Por lo que se refiera al perdón de los pecados en la Penitencia, tratad siempre de impartir la absolución; y si algún fiel no se hallara bien dispuesto, ayudadlo con paciencia, con caridad, con espíritu de sacrificio. El Señor tenía misericordia de los pecadores y los llamaba a la conversión. Y san Josemaría, que trataba de actuar con un corazón a la medida del corazón misericordioso de Jesús, no dudó en escribir: «Al atender a las almas en el santo sacramento de la Penitencia, acordaos de aquel pasaje del Evangelio, cuando el Señor, a la pregunta sobre cuántas veces se ha de perdonar, responde: “No te digo ya hasta siete veces, sino hasta setenta veces siete” (Mt 18, 22). Siempre: a perdonar siempre, también en el sacramento de la Penitencia»[9]. Y refiriéndose a cuando empezó su trabajo sacerdotal, añadía: «Yo no he tenido inconveniente en perdonar, muchas veces en el mismo día, de muchas faltas de la misma materia a la misma persona, porque “non est opus valentibus medicus, sed male habentibus” (Mt 9, 12); no son los que están sanos, sino los enfermos, quienes necesitan de médico. Y a la vez, habéis de hacer lo necesario para que las almas no abusen de la gracia divina»[10].
¡La Eucaristía! No existen palabras que expresen de modo adecuado la maravilla del sacramento eucarístico. Esforzaos cada día para celebrar la Santa Misa del mejor modo posible. En el sacrificio del altar hallamos todos —sacerdotes y laicos— la gracia que necesitamos para nuestra santificación personal y para la santificación de los fieles. ¡Y no tengáis prisa!, os diré con san Josemaría.
Felicito de nuevo a vuestros padres, a los parientes y amigos, a todos los que participan en esta ceremonia y a cuantos no han podido estar aquí presentes. A todos os pido que roguéis por los nuevos sacerdotes; cuentan de verdad con vuestras oraciones para ser dignos ministros de Aquel que los ha amado con predilección y los ha llamado amigos[11].
Acordaos también de mí en vuestras oraciones. Y elevemos nuestras súplicas a diario por el Papa, por los obispos, por los sacerdotes, por toda la humanidad.

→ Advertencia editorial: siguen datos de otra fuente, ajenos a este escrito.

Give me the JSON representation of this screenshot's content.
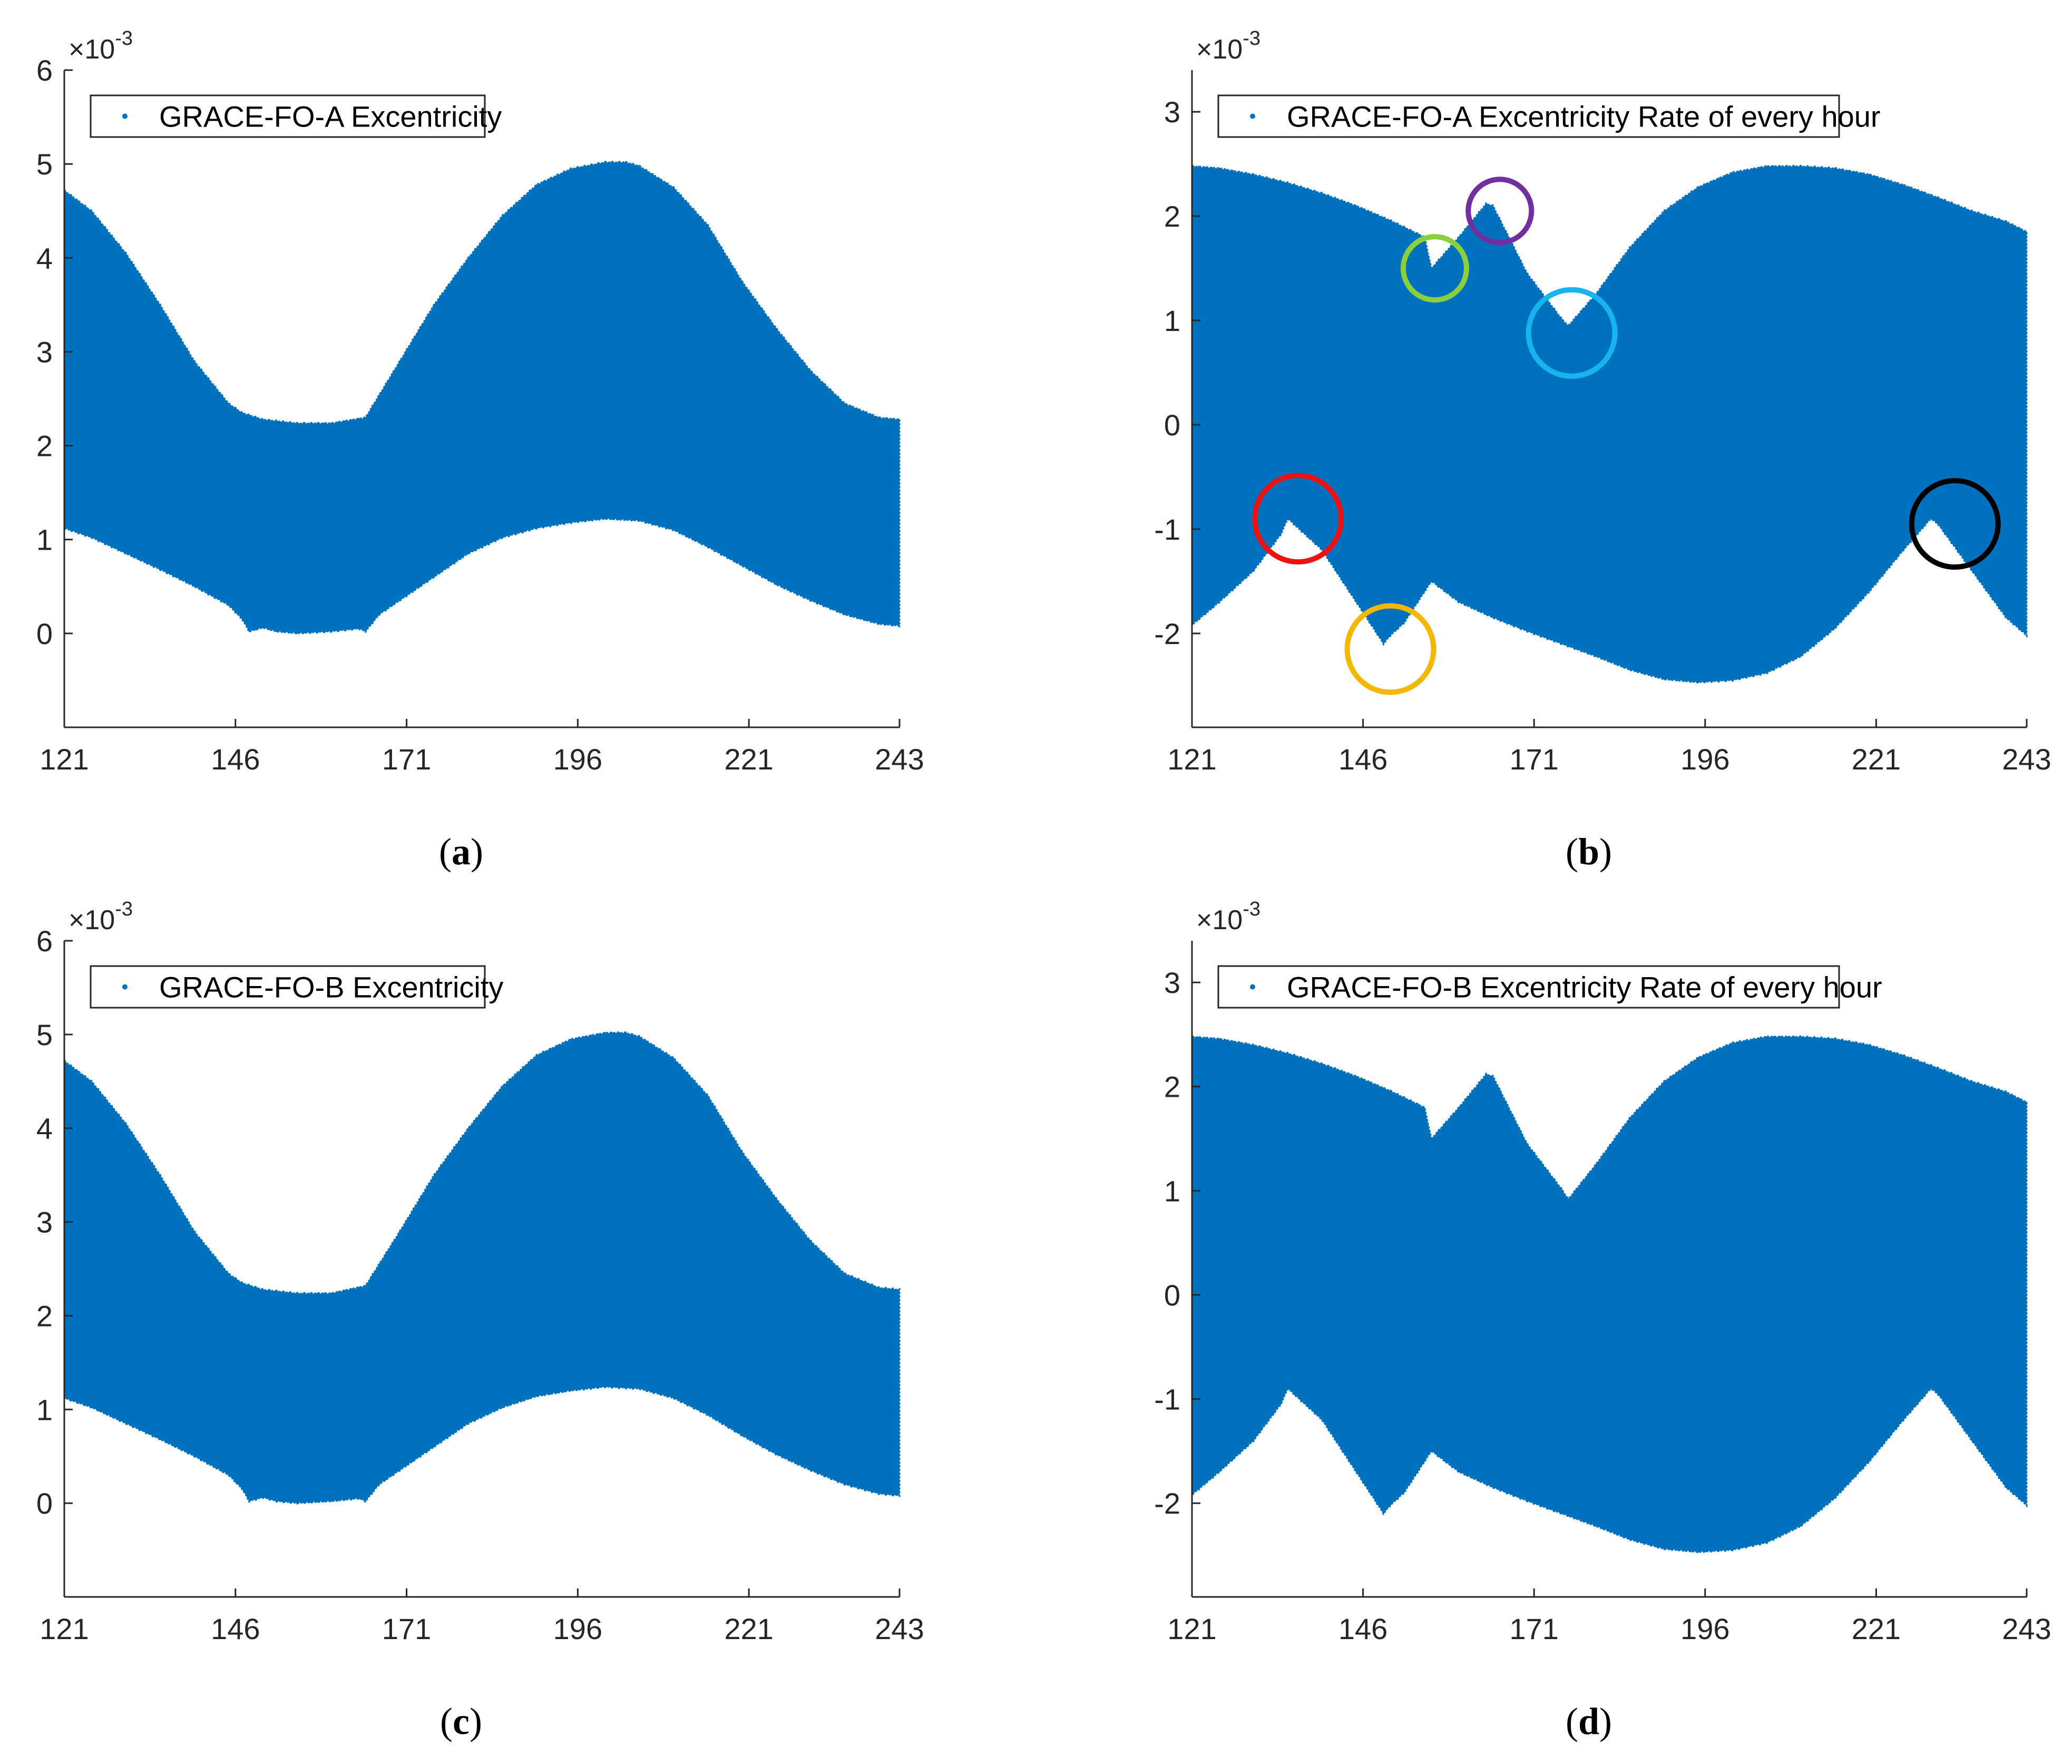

Confiamos estas intenciones a la intercesión de María, Madre de la Iglesia, en el mes de mayo que hemos comenzado, dedicado especialmente a la Santísima Virgen.
¡Alabado sea Jesucristo!
[1] Domingo VI de Pascua, oración colecta.
[2] Francisco, Homilía en la Misa crismal del Jueves Santo, 17-IV-2014.
[3] Ibid.
[4] Domingo VI de Pascua, primera lectura (B) (Hch 10, 34-35).
[5] San Josemaría, Carta 8-VIII-1956, n. 17.
[6] Francisco, Homilía en una ordenación sacerdotal, 26-IV-2015.
[7] San Josemaría, Es Cristo que pasa, n. 79.
[8] Mt 12, 34.
[9] San Josemaría, Carta 8-VIII-1956, n. 30.
[10] Ibid.
[11] Cfr. VI Domingo de Pascua, Evangelio (B) (Jn 15, 14).
Romana, n. 60, enero-junio 2015, p. 71-73.